The regulations, announced August 1 by Health and Human Services Secretary Mike Leavitt, are intended to spur adoption of health IT, particularly by small physician practices that could not otherwise afford them.
Hospitals could save money if they had access to patient information from community physicians, said Leavitt, adding that if hospitals know more about a patient, they can avoid redundant care and medical errors, and thereby boost quality and cut costs.
Several hospitals have announced their willingness to give technology to community doctors to reap such savings.
Under current statutes, such entities may fear giving health information technology to community physicians for fear of running afoul of anti-corruption rules, which prohibit doctors from referring Medicare patients to hospitals and other institutions if the doctor has a financial relationship.
The new regulations create new safe harbors to two key federal fraud and abuse laws for the donation of electronic health information technology and training.
“Having the safe harbors in place will spur a lot more adoption,” said James Morrow, a community physician with North Fulton Family Medicine in Georgia and an occasional consultant for EMR vendor AllScripts.
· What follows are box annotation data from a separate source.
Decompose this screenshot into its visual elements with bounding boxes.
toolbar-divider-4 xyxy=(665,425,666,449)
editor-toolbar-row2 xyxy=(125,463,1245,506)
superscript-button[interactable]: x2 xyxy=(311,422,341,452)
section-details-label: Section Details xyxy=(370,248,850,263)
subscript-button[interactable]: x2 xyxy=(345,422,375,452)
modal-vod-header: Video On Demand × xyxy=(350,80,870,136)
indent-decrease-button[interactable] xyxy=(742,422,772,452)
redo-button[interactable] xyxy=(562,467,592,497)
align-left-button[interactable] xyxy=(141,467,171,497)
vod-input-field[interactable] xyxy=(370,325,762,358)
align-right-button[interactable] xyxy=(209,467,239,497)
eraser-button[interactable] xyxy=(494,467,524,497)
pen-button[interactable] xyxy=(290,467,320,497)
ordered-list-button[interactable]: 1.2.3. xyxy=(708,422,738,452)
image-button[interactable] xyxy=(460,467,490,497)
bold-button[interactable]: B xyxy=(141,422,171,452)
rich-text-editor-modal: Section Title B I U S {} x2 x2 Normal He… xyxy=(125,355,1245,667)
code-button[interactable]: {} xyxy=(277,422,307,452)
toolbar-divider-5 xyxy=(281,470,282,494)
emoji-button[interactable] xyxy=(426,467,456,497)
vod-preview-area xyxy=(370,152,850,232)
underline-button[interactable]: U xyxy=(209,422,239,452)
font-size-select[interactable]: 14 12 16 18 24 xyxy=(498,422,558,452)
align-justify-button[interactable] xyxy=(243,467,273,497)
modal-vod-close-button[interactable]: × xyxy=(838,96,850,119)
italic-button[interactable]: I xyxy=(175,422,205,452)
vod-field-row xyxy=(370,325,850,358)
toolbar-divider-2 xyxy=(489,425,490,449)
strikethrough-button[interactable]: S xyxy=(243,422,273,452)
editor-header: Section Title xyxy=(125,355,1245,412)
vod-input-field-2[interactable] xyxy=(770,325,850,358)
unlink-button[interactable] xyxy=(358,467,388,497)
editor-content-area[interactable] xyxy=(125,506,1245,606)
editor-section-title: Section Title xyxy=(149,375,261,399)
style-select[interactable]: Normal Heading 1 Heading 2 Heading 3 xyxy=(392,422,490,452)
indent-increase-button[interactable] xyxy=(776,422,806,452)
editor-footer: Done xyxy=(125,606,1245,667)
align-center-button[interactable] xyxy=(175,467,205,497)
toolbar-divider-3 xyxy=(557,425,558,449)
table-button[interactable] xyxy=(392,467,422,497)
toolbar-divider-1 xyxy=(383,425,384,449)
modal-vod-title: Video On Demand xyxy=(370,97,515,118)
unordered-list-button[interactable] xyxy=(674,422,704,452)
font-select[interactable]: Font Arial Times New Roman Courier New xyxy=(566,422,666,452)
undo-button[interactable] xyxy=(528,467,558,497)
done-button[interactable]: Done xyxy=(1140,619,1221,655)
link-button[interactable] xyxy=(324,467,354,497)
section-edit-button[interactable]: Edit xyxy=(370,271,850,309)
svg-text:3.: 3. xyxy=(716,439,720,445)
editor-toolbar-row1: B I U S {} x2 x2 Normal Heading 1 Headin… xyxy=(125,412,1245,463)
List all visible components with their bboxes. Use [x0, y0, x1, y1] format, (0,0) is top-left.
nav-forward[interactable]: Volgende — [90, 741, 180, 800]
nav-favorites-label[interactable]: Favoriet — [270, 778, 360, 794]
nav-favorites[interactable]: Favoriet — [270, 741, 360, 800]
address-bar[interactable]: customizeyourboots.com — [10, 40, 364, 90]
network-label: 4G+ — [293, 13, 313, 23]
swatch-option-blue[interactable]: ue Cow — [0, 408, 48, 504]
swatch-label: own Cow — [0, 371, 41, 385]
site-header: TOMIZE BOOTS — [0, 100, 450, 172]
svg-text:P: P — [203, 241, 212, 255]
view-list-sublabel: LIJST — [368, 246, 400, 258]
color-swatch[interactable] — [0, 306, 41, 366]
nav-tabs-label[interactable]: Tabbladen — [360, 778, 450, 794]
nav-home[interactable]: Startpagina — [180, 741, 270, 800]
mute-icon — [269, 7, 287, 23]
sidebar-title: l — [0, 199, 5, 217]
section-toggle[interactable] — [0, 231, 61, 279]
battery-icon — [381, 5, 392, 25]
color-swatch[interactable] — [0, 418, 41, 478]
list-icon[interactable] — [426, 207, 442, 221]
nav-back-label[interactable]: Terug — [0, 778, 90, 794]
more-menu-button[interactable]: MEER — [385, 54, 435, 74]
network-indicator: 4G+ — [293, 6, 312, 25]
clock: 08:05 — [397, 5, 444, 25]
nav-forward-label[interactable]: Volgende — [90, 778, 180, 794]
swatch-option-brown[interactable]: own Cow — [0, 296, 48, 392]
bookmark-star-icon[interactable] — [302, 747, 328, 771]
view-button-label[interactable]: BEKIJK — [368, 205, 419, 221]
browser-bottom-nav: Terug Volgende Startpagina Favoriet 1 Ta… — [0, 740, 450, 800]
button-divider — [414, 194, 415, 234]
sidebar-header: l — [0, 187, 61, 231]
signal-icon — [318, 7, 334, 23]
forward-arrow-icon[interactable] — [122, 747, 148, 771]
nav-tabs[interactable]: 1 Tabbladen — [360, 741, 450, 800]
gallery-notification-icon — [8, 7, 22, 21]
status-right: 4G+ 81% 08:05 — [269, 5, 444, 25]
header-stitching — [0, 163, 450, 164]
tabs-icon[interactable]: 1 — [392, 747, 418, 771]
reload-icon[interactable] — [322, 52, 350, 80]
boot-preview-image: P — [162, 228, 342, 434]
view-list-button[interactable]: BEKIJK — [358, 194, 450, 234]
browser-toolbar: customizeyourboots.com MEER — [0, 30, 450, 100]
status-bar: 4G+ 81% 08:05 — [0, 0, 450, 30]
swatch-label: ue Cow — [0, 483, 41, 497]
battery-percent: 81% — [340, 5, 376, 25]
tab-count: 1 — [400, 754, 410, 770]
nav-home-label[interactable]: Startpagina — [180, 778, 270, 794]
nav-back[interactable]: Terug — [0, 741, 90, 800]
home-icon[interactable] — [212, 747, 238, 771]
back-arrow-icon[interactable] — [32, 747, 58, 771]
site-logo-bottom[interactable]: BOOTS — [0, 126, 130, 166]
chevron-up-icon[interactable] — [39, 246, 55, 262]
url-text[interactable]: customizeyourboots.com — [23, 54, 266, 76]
But he warned that getting small physician practices will not be an easy sell because doctors dont want to change work processes that already seem to be working fine.
“The hospitals are going to have to reach out to the physicians,” he said. Still, he hoped the financial help, along with a newly established system to certify products, will overcome physicians fears of adopting the technology.
“If we dont get some movement with all of this, I shudder to think how long it will be before people start to use EHR.”
At a press conference, Leavitt said that the new regulations allow for a broader range of technology donors and recipients but also include new provisions to make sure that donated equipment improves health care. To avoid abuse, hospitals cannot tie donations to doctors referrals.
To be exempted from the anti-corrpution regulations, electronic health records systems must be certified by the Certification Commission for Healthcare Information Technology, a nonprofit group created by industry organizations and funded by HHS to verify that EHRs perform a common set of functionalities.
Physicians offices must also cover at least 15 percent of the equipment or services, a provision intended to make sure that physicians have, literally, bought into the value of the technology.
When draft regulations were late last year, they were criticized as being too vague about what kind of equipment could be donated.
Alison Rein, assistant director of food and health policy at the National Consumers League, said that the regulations took many steps in the right direction, though she worried that these steps were too small.
She spoke with caution, she said, because she has not yet read the final text of the regulations, which will publish in the Federal Register on August 8.
The league is concerned that vendors and hospitals could use gifts of equipment to reward physicians for patient referrals or other kickbacks.
In particular, she recommended that health technology systems pass standards of CCHIT and that the regulations should automatically expire, presumably restoring anti-fraud and kickback provisions once doctors have the technology in place.
Rein also worried that the certification standards were too low and the sunset period too long.
On the other hand, some vendors have complained that the certification process is onerous. They balk at the $28,000 fee for the certification process and say that their products are still useful even if they lack all the functionalities required by CCHIT.
Todd Stein, spokesman for e-prescribing and EHR company AllScripts, said the new regulations would likely benefit companies like his, potentially opening up new markets for its software.
Allscripts is one of about 20 companies whose products have been certified by CCHIT.
Leavitt said that linking the new regulations to CCHIT approval would ensure that different health information systems will work together.
Though current CCHIT standards do not insure perfect interoperability, he said, the standards would become more exacting over time.
Such standards, he said, further the original regulations intent: to promote competition and improvement between different health technologies.
“This is not about connecting physicians to one hospital. Its about connecting physicians to the whole world.”